The study found that the autonomic nervous system's two branches have complementary functions in the development and spread of prostate cancer. The SNS helps initiate the early phases of the disease, while the PNS is involved in the later stages when the cancer spreads.
More specifically, the researchers found that the SNS promotes tumor growth by producing the neurotransmitter norepinephrine, which then binds to and stimulates two types of adrenergeric receptors (beta-2 and beta-3) on the surface of the stromal cells in the tumor (adrenergic receptors are targeted by adrenaline and noradrenaline, also known respectively as epinephrine and norepinephrine). "This is consistent with recent epidemiological studies showing that the use of beta-blockers, which lower blood pressure by blocking beta-adrenergic receptors, is associated with improved survival of prostate cancer patients," said Dr. Frenette.
As for the PNS's role in cancer progression, it makes tumor cells invade other tissues and travel to distant parts of the body (tumor metastasis) when its nerve fibers release acetylcholine, which activates a signaling pathway in stromal cells of the tumor microenvironment. (Stromal cells make up connective tissue.)

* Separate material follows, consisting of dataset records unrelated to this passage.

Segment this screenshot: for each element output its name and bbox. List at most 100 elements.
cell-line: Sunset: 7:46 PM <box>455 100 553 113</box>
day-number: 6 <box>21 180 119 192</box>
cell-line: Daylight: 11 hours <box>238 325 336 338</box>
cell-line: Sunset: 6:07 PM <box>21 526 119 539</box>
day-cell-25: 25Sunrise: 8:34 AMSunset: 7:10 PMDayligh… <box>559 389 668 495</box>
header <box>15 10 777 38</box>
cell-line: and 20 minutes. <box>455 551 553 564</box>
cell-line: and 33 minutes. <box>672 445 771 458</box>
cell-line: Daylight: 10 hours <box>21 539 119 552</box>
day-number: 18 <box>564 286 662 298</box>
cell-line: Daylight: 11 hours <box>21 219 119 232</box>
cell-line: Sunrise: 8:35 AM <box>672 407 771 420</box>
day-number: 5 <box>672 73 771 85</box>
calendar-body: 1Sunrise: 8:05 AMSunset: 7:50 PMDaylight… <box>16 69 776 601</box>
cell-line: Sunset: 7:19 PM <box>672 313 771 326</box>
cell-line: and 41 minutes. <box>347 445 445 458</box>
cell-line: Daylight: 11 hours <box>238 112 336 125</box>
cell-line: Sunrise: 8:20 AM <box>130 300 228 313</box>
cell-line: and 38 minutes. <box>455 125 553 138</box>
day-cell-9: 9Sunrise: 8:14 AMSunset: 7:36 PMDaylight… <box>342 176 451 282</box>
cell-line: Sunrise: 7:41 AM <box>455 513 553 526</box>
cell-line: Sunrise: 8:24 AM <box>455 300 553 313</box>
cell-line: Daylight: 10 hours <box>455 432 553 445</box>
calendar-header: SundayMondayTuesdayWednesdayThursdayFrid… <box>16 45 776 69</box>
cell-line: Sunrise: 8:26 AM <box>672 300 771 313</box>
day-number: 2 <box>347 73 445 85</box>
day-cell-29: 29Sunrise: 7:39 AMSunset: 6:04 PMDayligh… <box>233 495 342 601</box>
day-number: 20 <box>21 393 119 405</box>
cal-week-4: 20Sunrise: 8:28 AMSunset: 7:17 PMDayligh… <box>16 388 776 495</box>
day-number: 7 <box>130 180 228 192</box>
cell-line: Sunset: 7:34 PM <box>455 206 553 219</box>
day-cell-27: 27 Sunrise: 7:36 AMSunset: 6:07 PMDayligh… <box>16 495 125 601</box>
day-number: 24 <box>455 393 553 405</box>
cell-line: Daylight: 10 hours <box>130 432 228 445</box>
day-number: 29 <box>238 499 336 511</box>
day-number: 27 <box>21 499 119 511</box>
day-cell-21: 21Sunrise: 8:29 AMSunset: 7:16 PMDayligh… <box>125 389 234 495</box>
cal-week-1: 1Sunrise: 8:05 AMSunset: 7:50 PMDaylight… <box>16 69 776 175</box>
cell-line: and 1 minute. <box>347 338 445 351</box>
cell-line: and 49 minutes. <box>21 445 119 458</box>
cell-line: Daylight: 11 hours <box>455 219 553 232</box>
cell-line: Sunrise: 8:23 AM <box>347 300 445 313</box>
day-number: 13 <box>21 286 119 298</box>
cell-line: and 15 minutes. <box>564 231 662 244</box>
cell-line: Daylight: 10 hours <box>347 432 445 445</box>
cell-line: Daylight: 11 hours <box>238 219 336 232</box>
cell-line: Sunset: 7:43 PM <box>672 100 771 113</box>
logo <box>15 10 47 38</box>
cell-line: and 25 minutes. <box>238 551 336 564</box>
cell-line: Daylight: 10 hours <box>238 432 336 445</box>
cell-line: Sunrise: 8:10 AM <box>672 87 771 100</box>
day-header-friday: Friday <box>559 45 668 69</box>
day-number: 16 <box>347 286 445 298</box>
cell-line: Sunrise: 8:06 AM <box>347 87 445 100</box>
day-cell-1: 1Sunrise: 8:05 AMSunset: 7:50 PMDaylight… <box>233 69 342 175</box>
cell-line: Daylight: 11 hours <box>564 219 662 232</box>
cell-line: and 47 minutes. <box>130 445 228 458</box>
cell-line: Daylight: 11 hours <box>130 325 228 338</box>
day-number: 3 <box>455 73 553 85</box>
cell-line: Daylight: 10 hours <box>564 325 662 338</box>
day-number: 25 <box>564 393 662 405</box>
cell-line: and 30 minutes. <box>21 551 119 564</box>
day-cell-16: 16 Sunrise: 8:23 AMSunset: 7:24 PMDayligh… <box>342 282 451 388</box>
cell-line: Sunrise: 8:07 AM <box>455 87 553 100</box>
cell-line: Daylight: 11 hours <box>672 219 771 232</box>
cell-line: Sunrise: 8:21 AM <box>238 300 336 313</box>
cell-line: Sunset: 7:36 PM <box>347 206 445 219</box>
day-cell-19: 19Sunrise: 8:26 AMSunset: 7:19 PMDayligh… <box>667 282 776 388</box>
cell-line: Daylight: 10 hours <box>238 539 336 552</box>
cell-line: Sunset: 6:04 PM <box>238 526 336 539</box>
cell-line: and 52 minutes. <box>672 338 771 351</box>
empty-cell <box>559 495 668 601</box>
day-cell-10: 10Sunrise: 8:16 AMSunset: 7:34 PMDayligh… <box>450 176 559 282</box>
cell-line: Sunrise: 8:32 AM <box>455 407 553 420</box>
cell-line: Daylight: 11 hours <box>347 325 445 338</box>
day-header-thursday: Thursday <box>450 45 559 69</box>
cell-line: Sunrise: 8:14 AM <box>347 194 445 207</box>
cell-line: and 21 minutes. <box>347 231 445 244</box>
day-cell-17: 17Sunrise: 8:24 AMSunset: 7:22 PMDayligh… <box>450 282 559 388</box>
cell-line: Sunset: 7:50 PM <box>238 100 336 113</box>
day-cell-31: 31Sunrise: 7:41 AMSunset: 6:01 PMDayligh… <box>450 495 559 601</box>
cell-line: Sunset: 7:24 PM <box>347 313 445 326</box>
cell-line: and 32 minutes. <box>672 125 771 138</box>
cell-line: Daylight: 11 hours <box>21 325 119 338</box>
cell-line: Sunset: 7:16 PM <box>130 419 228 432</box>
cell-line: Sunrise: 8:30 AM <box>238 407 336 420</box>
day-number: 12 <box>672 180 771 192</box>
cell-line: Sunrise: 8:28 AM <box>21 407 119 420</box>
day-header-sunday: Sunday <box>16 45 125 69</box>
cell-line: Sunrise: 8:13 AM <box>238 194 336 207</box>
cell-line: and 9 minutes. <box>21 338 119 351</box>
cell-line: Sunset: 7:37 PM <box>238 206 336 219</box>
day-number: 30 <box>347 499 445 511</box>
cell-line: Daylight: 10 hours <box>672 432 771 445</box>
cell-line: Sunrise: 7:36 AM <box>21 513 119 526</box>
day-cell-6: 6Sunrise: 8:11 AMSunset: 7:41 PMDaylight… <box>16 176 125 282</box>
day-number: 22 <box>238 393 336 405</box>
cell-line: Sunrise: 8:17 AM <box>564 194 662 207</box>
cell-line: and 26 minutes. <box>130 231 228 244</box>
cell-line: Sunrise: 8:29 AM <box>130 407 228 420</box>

"Our findings raise the tantalizing possibility that drugs targeting both branches of the autonomic nervous system may be useful therapies for prostate cancer," Dr. Frenette added.
To see whether their findings were relevant to human cancer, the researchers analyzed nerve fiber densities in prostate tissue specimens taken from 43 patients with prostate cancer who had not undergone any treatment.
Patients who turned out to have aggressive prostate cancers had a higher density of nerve fibers within tumors and in normal prostate tissue surrounding their tumors compared with patients who had less aggressive tumors. "More work needs to be done, but the findings suggest that nerve density assessment merits further study as a possible predictive marker of prostate cancer aggressiveness," said Dr. Frenette.
Whether these findings apply to other forms of cancer is uncertain. "Clinical studies show that breast cancer patients who took beta blockers did better than those who were not taking beta blockers," said Dr. Frenette. "This suggests that the same mechanisms are involved, but that remains to be seen."
The paper is titled "Autonomic Nerve Development Contributes to Prostate Cancer Progression." Other Einstein authors are Claire Magnon, Ph.D. Juan Lin, Ph.D., and Xiaonan Xue, Ph.D. Additional contributors are Simon J. Hall, M.D., at Icahn School of Medicine at Mount Sinai, New York, NY; Leah Gerber and Stephen J. Freedland, M.D., both at Durham VA Medical Center and Duke University, Durham, NC.
The study was supported by an Idea Development award from the Department of Defense (W81XWH-07-1-0165) and grants from the National Institutes of Health.
Albert Einstein College of Medicine has a pending U.S. patent application relating to the use of adrenergic and muscarinic receptors antagonists for cancer therapy, which is currently available for licensing.